I’ve noticed that my instances count does not go below 2 and most of the time it stays at 4, even during cooldown periods. Here’s a 12 hour window where requests, CPU and memory utilization, are all at low levels, but instance count is almost constantly at 4.
Cloud Run will keep instances warm if there’s residual request handling or if background processes prevent them from fully idling. Even with min-instances=0, traffic spikes or container startup latency can cause the autoscaler to hold extra instances for a while. Check for long-lived connections, streaming responses, or background threads in your app that might delay shutdown. You can view autoscaling decisions in Cloud Run > Metrics > Instance count alongside Request count to see correlation, and inspect logs for gaps between request end times and container termination.
Thanks for the help! Those are the two metrics I compare, along with CPU and memory. A cool metric that I think would better indicate instance scaling due to traffic would be an “active connections“ metric, which would show the number of requests received but not responded yet.
I am ok with instances being kept around with a delay or pre-spined to handle traffic, but what concerned me was that the number doesn’t go down even within big time frames. That’s why I shared the graphs for a 12 hour window to better illustrate this.
Here’s an interesting one, a 2 hour window, where instance count jumps regularly between 2 and 4. I don’t see any good cause for it though.
I doubled the amount of maximum concurrent requests from 200 to 400 and I enabled session affinity, but the behaviour of instance counts did not change. You can see in the following 2 hour window, where basically nothing much happens (no socket connections, minimum requests) and the instances are stuck at 4, with at most 2 of them going idle.
@iTazB I checked the logs for the above 2 hour window and there are no scaling up or scaling down logs. As you can see instances are stuck to 4, with up to 2 instances going into idle.
Here’s some info in comparison from a 2 hour window during peak time:
And here are the relevant logs for the same window. It’s interesting that the first two scale ups from 5 to 7 instances have the reason MANUAL_OR_CUSTOMER_MIN_INSTANCE. I did not manually increase the instances and the minimum instances are set to 1.

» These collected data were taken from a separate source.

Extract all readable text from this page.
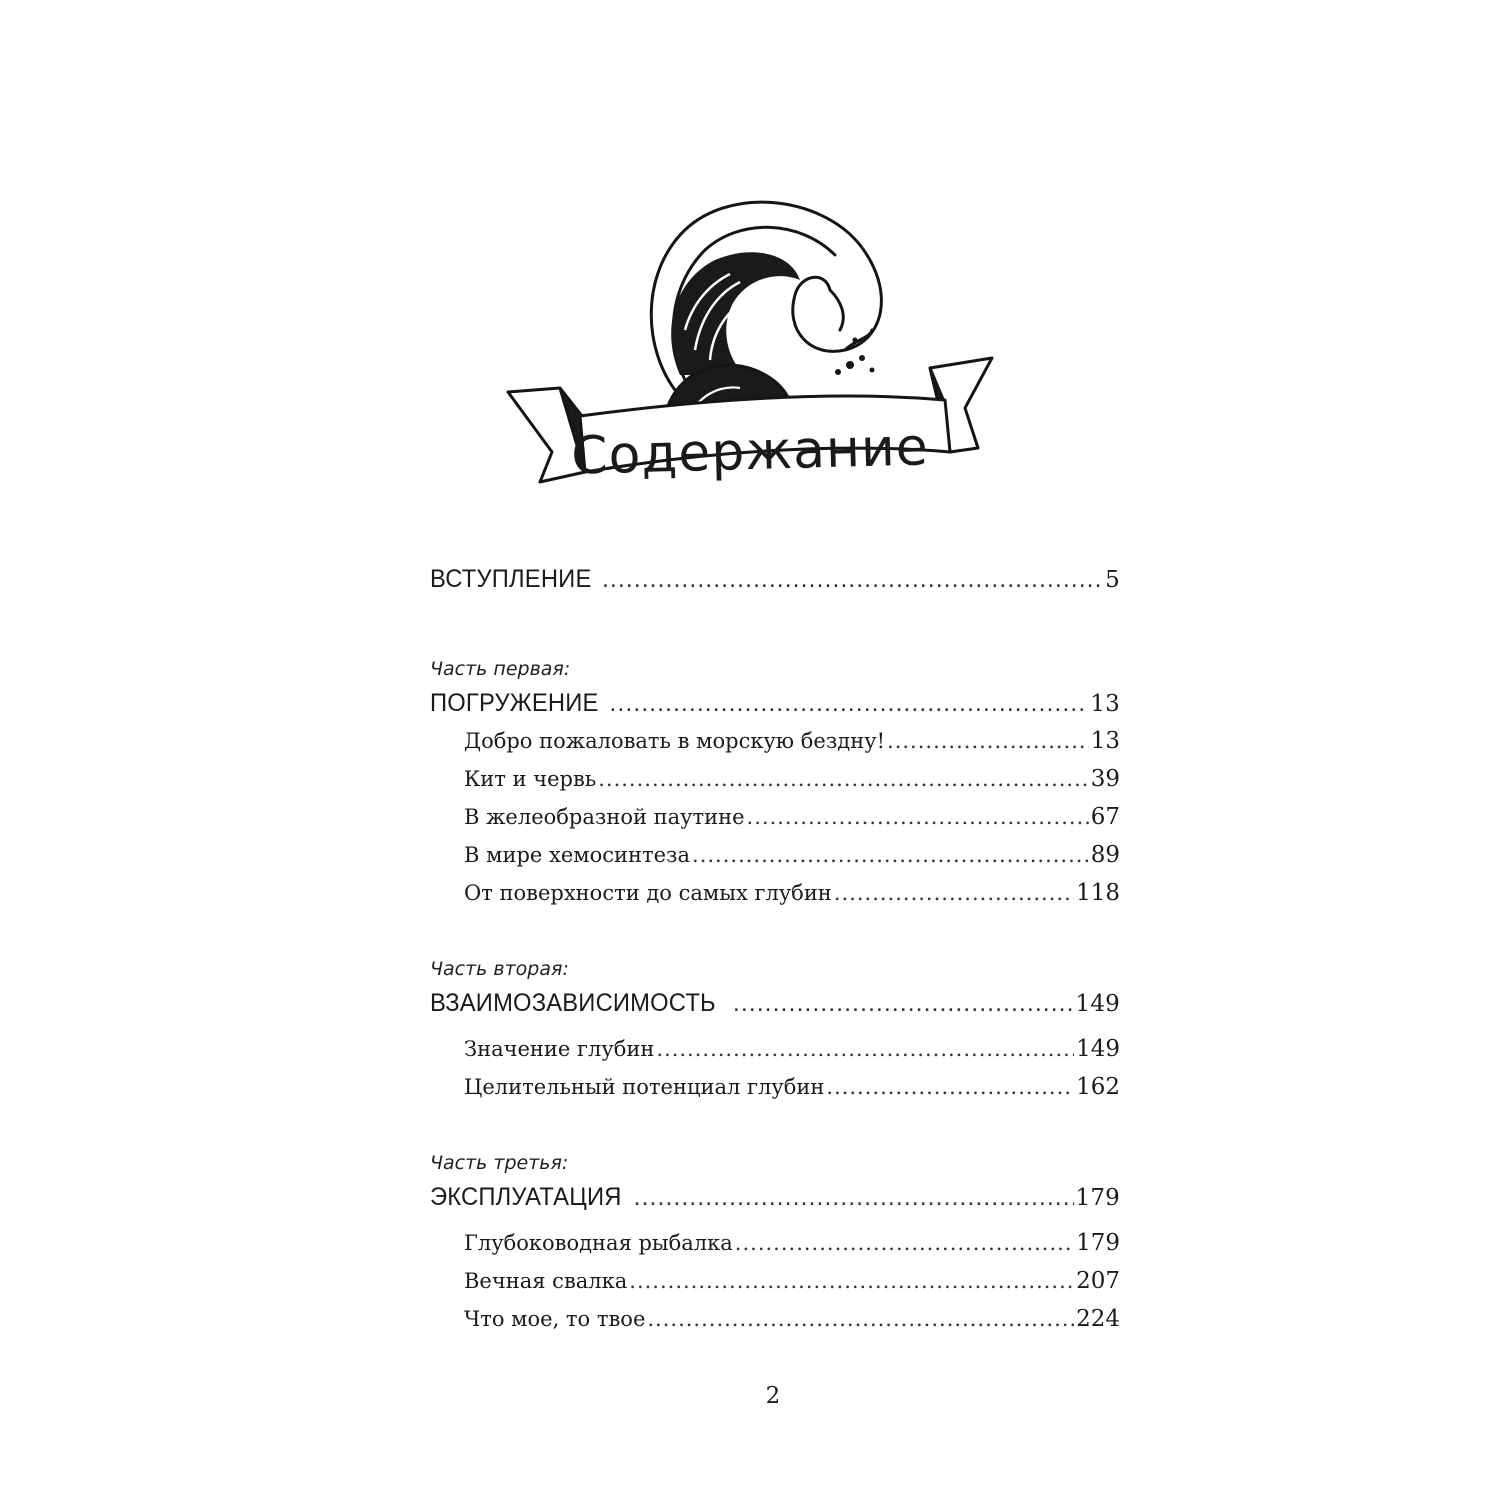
Содержание
ВСТУПЛЕНИЕ .....	5
Часть первая:
ПОГРУЖЕНИЕ .....	13
Добро пожаловать в морскую бездну! .....	13
Кит и червь .....	39
В желеобразной паутине .....	67
В мире хемосинтеза .....	89
От поверхности до самых глубин .....	118
Часть вторая:
ВЗАИМОЗАВИСИМОСТЬ .....	149
Значение глубин .....	149
Целительный потенциал глубин .....	162
Часть третья:
ЭКСПЛУАТАЦИЯ .....	179
Глубоководная рыбалка .....	179
Вечная свалка .....	207
Что мое, то твое .....	224
2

I think you could lower the minimum instances to zero, as the doc says:
For example, if min-instances is 10 , and the number of active instances is 0 , then the number of idle instances is 10 . When the number of active instances increases to 6 , then the number of idle instances decreases to 4 .

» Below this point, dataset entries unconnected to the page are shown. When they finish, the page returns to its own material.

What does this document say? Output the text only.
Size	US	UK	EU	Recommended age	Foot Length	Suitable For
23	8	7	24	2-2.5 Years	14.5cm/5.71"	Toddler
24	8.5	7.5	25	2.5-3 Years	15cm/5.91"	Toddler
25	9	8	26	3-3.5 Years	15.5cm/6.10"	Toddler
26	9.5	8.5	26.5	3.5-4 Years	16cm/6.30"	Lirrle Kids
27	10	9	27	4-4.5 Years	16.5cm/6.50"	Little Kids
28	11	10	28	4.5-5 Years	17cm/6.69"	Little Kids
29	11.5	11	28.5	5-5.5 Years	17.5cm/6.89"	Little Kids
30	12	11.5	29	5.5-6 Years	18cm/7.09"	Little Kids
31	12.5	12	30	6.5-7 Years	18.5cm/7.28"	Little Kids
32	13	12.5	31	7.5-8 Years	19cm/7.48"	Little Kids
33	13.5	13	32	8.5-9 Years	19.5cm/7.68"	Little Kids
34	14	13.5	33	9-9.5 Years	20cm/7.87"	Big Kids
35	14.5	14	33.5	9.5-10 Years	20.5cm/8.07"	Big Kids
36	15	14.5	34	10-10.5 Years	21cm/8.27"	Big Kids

I have compared this to a Cloud Run instance in my project, and I still think that the problem is coming from the end-to-end latency.
Let’s say you have 20 requests per second for 5 minutes, that’s 20 * 60 * 5 = 6000 requests, which can keep the websocket open for up to five minutes. That’s very high, even with a concurrency of 400 because Cloud Run tends to scale at 60% load (CPU, concurrency).
We still see that your CPU usage is very low, so I wouldn’t be afraid to use a concurrency of 1000
Also, would it be possible to lower the socket and/or the Cloud Run timeout to 1 minute instead of 5 minutes? It may help Cloud Run to breathe a little in order to let it scale in/out properly.
I think you could lower the minimum instances to zero
The behaviour you describe makes sense, but changing from 1 to 0 the minimum instances should not fix the 4 instance issue I have, right? I’ll dive into it further though, maybe a setting is stuck somewhere internally? I don’t even know if that’s possible.
I still think that the problem is coming from the end-to-end latency
Again what you describe makes sense, but in the first 2 hour window (first graph of my previous reply), you can see the latencies being around 1 second, without socket connections. So in this particular case I don’t see how the issue you describe correlates. Unless GCP keeps instances around to be prepared, due to regular patterns? But 2 hours is a long time and always 4 instances seems quite suspicious.
I think I’ve found the reason for all of this because it just happened to me today. It was probably under our noses all along!
When I changed the billing for one of our most used Cloud Run APIs from instance-based to request-based, the number of containers increased, as did the idle ones.
Note that before being called “Billing: Request/Instance based,” it was called “Billing: CPU Allocation.” (see)
It may seem counterintuitive because setting the app to request-based billing appears to increase the number of containers, but in reality, you will pay only for the requests and not for the instances.
You may have a better metrics graph using instance-based billing, but you may also pay more… which I’m not really certain about, since you seem to have steady activity and are using websockets. While reading Billing settings for services, I think instance-based billing may be more adequate, as it mentions the following:
Instance-based billing is recommended when incoming traffic is steady, slowly varying.